I arrived at Dublin Pleasanton only to hear that there was a fire at San Leandro station. Due to this there wasn't any service from Fremont and Dublin. Only Fruitvale had service. I drove to Fruitvale only to be dealing with a mess of riders facing the same issue. At one point they made about 1000 riders go to the other platform which required going downstairs and crossover back upstairs. After everyone made their way to the other side, a BART employee came up and said they changed the platform! So here we go back to the other platform again! lol I just need to get back to work. They said buses were provided but it takes too long and they can only hold so many passengers. Oh well shit happens!

BARTsurfer's picture

yeah, I had to deal with

yeah, I had to deal with that a little this morning. I guess there was an electrical fire at San Leandro. It occurred to me during that mess that it's so noisy on BART I can't hear what the operator is saying to stay abreast of the situation. Also, though I wasn't too affected, it comes to my attention that if it were a bigger issue, then BART REALLY would be a mess.

I don't know about anyone else, but when all the transit systems were supposed to be on alert due to high "chatter" in intelligence networks, I noticed security presence was actually less! Wha....?

Happy Riding!

Train Operator since 2003's picture

It's not that the employees

It's not that the employees didn't know how to handle the situation it was that Central control kept changing things up and made many of us look incompetent. Remember Central is trying to juggle 40+ trains at one time, find out what was going on at San leandro, and figure out how and what and when it can be fixed plus they have to deal with homeland security the P.U.C. the fire department the press and the rest of the system and it's ripple effect.

Example: The small trains you were complaining about (I had to operate one of them) were supposed to be built on to the trains coming from San Fran.

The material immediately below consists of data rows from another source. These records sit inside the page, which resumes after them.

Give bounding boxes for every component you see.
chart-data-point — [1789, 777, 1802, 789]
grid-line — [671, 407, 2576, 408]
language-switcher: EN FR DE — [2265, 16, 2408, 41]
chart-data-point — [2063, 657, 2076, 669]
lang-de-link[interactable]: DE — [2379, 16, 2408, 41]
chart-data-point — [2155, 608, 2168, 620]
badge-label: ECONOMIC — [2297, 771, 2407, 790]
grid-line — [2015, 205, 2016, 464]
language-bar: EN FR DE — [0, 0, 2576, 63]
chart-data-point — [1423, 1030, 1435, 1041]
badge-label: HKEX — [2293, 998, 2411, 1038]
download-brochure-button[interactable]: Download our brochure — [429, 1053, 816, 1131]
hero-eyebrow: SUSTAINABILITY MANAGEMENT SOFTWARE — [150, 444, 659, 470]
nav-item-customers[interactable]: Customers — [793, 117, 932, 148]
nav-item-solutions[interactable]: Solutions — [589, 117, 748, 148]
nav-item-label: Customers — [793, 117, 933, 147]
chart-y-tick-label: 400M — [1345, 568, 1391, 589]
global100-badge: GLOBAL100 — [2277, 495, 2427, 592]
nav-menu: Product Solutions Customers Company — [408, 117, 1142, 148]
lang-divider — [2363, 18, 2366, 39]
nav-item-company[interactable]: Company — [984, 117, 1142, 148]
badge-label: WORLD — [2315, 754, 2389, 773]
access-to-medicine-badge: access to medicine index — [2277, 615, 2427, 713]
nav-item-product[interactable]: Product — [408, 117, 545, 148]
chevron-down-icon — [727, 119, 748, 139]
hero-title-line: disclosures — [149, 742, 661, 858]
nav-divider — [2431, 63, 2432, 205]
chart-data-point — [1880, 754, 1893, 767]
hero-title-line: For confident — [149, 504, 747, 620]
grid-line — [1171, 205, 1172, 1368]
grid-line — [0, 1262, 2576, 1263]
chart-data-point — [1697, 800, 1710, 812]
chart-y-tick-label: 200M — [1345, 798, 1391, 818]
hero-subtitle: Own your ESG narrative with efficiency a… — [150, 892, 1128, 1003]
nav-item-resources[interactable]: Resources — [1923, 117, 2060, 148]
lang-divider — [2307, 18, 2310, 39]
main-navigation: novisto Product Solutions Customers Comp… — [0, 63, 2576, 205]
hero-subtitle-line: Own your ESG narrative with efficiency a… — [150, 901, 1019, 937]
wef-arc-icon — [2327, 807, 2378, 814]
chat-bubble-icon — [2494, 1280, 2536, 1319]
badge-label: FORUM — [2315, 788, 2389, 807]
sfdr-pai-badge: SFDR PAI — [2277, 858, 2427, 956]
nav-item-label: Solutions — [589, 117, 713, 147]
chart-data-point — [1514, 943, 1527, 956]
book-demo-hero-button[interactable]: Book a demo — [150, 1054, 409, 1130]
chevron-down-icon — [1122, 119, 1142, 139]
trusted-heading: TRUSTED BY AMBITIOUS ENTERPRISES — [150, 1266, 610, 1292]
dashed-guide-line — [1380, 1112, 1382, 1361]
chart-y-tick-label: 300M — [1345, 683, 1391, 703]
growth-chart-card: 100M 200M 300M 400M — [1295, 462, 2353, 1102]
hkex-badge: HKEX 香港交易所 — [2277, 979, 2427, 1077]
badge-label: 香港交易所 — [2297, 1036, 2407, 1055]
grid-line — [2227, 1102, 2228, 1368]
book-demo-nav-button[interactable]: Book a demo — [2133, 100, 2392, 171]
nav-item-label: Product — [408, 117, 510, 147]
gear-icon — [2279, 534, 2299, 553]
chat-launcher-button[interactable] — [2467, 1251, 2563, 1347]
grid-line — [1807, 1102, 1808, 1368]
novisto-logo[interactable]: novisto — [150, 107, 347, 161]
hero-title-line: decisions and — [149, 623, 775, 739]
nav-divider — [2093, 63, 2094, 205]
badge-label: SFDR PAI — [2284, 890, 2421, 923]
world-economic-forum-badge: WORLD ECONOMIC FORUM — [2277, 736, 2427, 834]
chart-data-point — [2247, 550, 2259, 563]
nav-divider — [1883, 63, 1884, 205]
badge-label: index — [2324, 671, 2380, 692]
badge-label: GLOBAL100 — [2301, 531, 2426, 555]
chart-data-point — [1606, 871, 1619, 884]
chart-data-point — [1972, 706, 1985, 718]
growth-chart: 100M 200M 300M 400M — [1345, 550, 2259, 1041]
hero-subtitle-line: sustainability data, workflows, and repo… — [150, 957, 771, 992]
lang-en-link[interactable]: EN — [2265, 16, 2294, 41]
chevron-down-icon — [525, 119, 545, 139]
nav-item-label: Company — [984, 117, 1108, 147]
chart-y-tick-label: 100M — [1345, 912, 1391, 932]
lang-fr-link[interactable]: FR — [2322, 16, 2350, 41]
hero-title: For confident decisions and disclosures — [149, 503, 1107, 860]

Oh but wait! those trains were stuck on the North side of San Leandro and couldn't come down to Fremont to be built up into long trains. The train yard could only send what they had with the amount of operators they had (very few) remaining in the south end of the fremont line. Sorry, we did our best with what we had to help everyone as fast as we could.

The real cause from what I can guess was that a third rail insulator failed. This is rare but not unheard of as I suspect many of them are the originals from the time the station was built. In this case the insulator failed while a train was next to it and it arc'd so hot that the third rail got soft and bowed a bit while various computer antennae and fiberglass coverboards melted/burned.